Tulalips wield new power against domestic violence

TULALIP — The Tulalip Tribes are now one of just three Native American tribes in the country to take advantage of a federal program designed to better combat domestic violence on tribal lands.

In an agreement signed with the U.S. Attorney’s Office Friday during a regular meeting of the Tribes’ board of directors, tribal prosecuting attorney Sharon Jones Hayden was appointed Special Assistant U.S. Attorney with expanded authority over domestic violence cases.

Hayden’s appointment is part of a federal pilot program to allow tribes to start exercising this new authority under the 2013 reauthorization of the federal Violence Against Women Act, which recognizes the authority of tribes to prosecute certain domestic violence crimes committed on tribal lands by non-Indians as well as Indians.

A 1978 U.S. Supreme Court ruling, Oliphant v. Suquamish Indian Tribe, prevents Tribal Courts from filing charges against non-tribal defendants, even if they occurred on Indian reservations, without special authorization from Congress.

The pilot program has three goals: to strengthen tribal justice systems, to decrease domestic violence on tribal lands and to ensure that criminals are prosecuted in the most effective manner available.

One U.S. Department of Justice study looking at crime from 1992-2002 found the majority of violent crimes against Indians were committed by non-Indians.

While the Tulalip Tribes have more than 4,000 registered members, the majority of people who live on their reservation are not Native American.

Tribal courts can only impose maximum sentences of three years in jail, which means the worst domestic violence cases wind up in the hands of federal prosecutors who often don’t have the resources to take on any but the most serious cases.

In testimony before the U.S. Senate last year, Tulalip Tribal Court Chief Judge Theresa Pouley noted that while the Tulalip Tribal Court prosecuted 493 criminal cases in 2006, the U.S. Department of Justice’s own statistics showed federal prosecutors brought just 606 cases that year in all of Indian Country, comprising more than 562 tribes.

“This number is unacceptable in the face of the staggering statistics of violent crime in Indian Country,” Pouley said in her statement to the Senate.

Hayden has worked for the Tulalip Tribes since August 2012. She’d earlier led the domestic violence unit for the Seattle city attorney’s office.
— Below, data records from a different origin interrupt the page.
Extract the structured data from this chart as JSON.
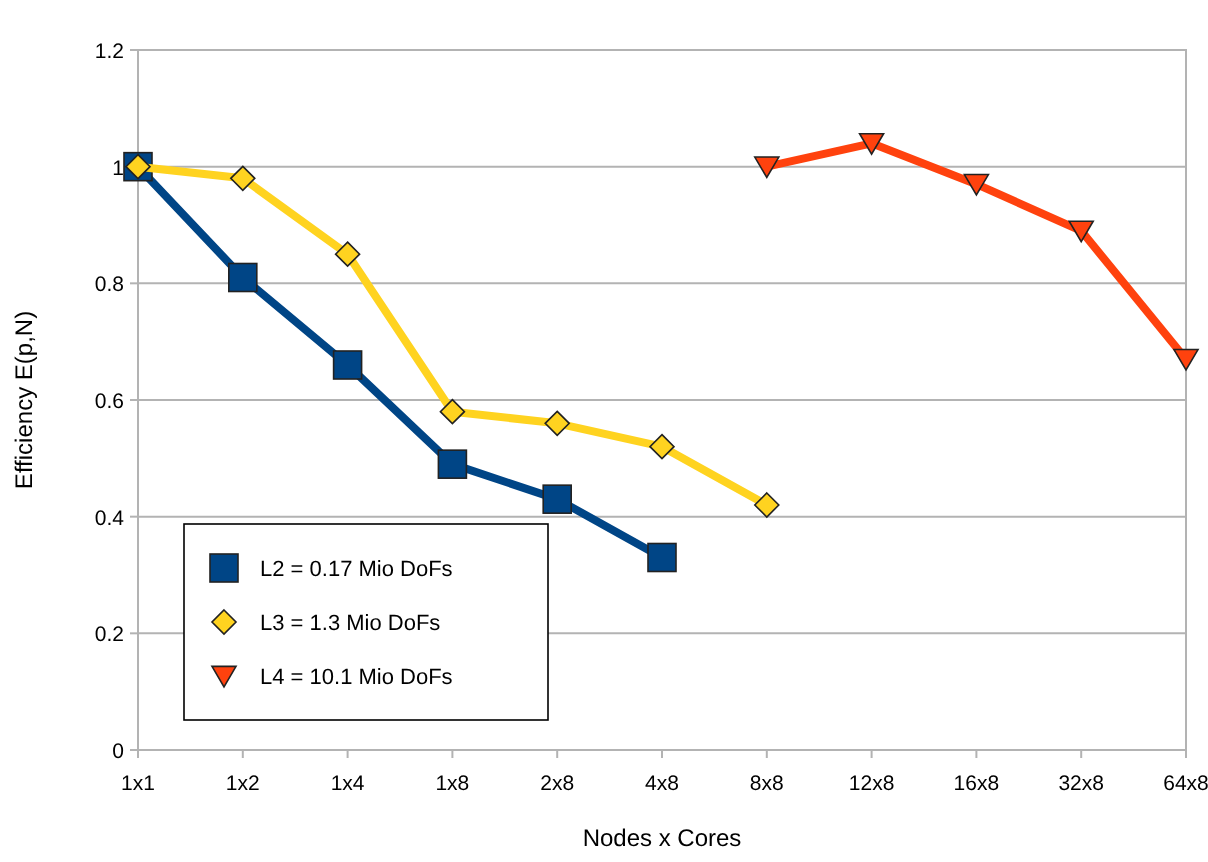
{
  "chart_data": {
    "type": "line",
    "xlabel": "Nodes x Cores",
    "ylabel": "Efficiency E(p,N)",
    "ylim": [
      0,
      1.2
    ],
    "categories": [
      "1x1",
      "1x2",
      "1x4",
      "1x8",
      "2x8",
      "4x8",
      "8x8",
      "12x8",
      "16x8",
      "32x8",
      "64x8"
    ],
    "yticks": [
      0,
      {
        "value": 0.2,
        "label": "0.2"
      },
      {
        "value": 0.4,
        "label": "0.4"
      },
      {
        "value": 0.6,
        "label": "0.6"
      },
      {
        "value": 0.8,
        "label": "0.8"
      },
      1,
      {
        "value": 1.2,
        "label": "1.2"
      }
    ],
    "grid": "y",
    "legend": "bottom left",
    "series": [
      {
        "name": "L2 = 0.17 Mio DoFs",
        "color": "#004586",
        "marker": "square",
        "values": [
          1,
          0.81,
          0.66,
          0.49,
          0.43,
          0.33,
          null,
          null,
          null,
          null,
          null
        ]
      },
      {
        "name": "L3 = 1.3 Mio DoFs",
        "color": "#ffd320",
        "marker": "diamond",
        "values": [
          1,
          0.98,
          0.85,
          0.58,
          0.56,
          0.52,
          0.42,
          null,
          null,
          null,
          null
        ]
      },
      {
        "name": "L4 = 10.1 Mio DoFs",
        "color": "#ff420e",
        "marker": "triangle",
        "values": [
          null,
          null,
          null,
          null,
          null,
          null,
          1.0,
          1.04,
          0.97,
          0.89,
          0.67
        ]
      }
    ]
  }
}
“I think, in addition to having the support of the members of the U.S. Attorney’s office and FBI, I see part of my role as bringing the values of the tribe, of Indian Country, to them, too,” Hayden said.

If the Tulalip community is better served by a case being tried in Tribal Court, Hayden’s new role makes that a possibility.

Likewise, in a serious case such as murder, which needs to be tried in federal court to ensure a just sentence, Hayden’s new status allows her to appear in federal court on behalf of the U.S., she said.

“I think it’s a much more efficient use of resources we have,” Hayden said.

The other two tribes taking part in the pilot program are the Confederated Tribes of the Umatilla Indian Reservation in Oregon and the Pascua Yaqui Tribe in Arizona. The program will become available to all other qualifying tribes in 2015.

“The Tulalips are one of the handful of tribes in this country with a robust enough judicial system to qualify for the program,” said Jenny Durkan, U.S. Attorney for the Western District of Washington.

Durkan added that Hayden’s role in the tribal court system is also an opportunity to take a more holistic approach to crime in Indian Country because she can bring counsel and a tribal perspective that federal prosecutors might not have.